Getting Cozy with Your Data
While investigating the existing data, be sensitive to changes in patterns. Maybe you’re dealing with an e-commerce system and the states that an order goes through start having a different pattern at some point in time in the data. This can indicate a point when the old system was modified or upgraded, and your assumptions about what data you’ll see and how to migrate it across to the new system need to take this into account.
This is true especially if you’re migrating off a system that no longer has any technical support. Maybe because the company that implemented isn’t around anymore or is otherwise not available, or the software in use is obsolete. You may have to guess how data objects are constructed out of the database tables. There may be extra tables no longer in use - but do they have historic information that you should be capturing and moving? You will need to have several sessions with the client to ask them about particular examples in their data. Puzzling this out when the client themselves doesn’t know how their system works can keep you up at night.
You’ll have to try to rebuild the original designer’s mindset to understand how they structured the data. If the data has any complexity to it, you will have to learn how related data objects are referenced, and rebuild these connections correctly in Drupal.
Sometimes references are conditional on the state of one or more fields. For example, if there’s an original order field in the order table, maybe that is only filled in when this order is actually a return.
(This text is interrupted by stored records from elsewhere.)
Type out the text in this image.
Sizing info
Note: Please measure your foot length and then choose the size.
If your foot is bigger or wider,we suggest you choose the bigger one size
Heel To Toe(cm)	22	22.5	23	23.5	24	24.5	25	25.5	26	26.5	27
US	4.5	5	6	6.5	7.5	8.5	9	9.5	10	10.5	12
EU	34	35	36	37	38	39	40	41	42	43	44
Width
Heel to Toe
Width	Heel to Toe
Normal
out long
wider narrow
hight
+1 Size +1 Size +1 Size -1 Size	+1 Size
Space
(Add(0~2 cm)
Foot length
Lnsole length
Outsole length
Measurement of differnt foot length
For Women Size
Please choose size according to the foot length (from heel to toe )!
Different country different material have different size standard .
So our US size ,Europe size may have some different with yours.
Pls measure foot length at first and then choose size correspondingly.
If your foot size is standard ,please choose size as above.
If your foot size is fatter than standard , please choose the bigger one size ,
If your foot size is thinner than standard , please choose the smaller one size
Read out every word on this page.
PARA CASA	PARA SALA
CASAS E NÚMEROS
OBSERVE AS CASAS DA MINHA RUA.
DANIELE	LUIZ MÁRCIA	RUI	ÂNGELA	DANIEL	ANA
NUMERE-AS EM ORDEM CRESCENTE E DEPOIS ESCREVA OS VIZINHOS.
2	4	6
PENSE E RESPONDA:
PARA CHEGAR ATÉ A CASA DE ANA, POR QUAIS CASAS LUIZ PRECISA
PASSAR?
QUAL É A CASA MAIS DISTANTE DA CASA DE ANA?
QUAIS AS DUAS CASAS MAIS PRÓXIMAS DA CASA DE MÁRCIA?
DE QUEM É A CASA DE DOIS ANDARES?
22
What does the order total field represent in this case? Should it be positive or negative? These are the kinds of issues to be sensitive to. Often an initial audit of an old site won’t find these items.
Data Issues can come at many levels
Here are just a few of the areas where most problems tend to pop up when migrating data into a new Drupal site. Usually, with Raw data, the issues are around the context of the data and in the actual meaning of the data. Finding and fixing these can require a great deal of careful testing and creative solution development. Being aware of those issues ahead of time and following through with a plan during development can help your team have a smoother path forward during the migration process.
Try to use your favorite database tool to investigate the incoming data fields for the following
- Look at select and checkbox lists to verify that the values are consistent throughout
- Check date fields for good and consistent date formats and reasonable data ranges, and consider if there are any timezone issues
- Look at your content and especially that of unstructured text. See if there are character set issues, internal HTML references to pages on the old site, and image URLs.
- Check deeply on how the old system is structured, especially if you do not have access to any technical resources for that system. Verify that you know how and why the data in the old system is structured the way they are
- Create a UML map of the old platform, and one of the new ones, then create a diagram of where things go and what things are being dropped.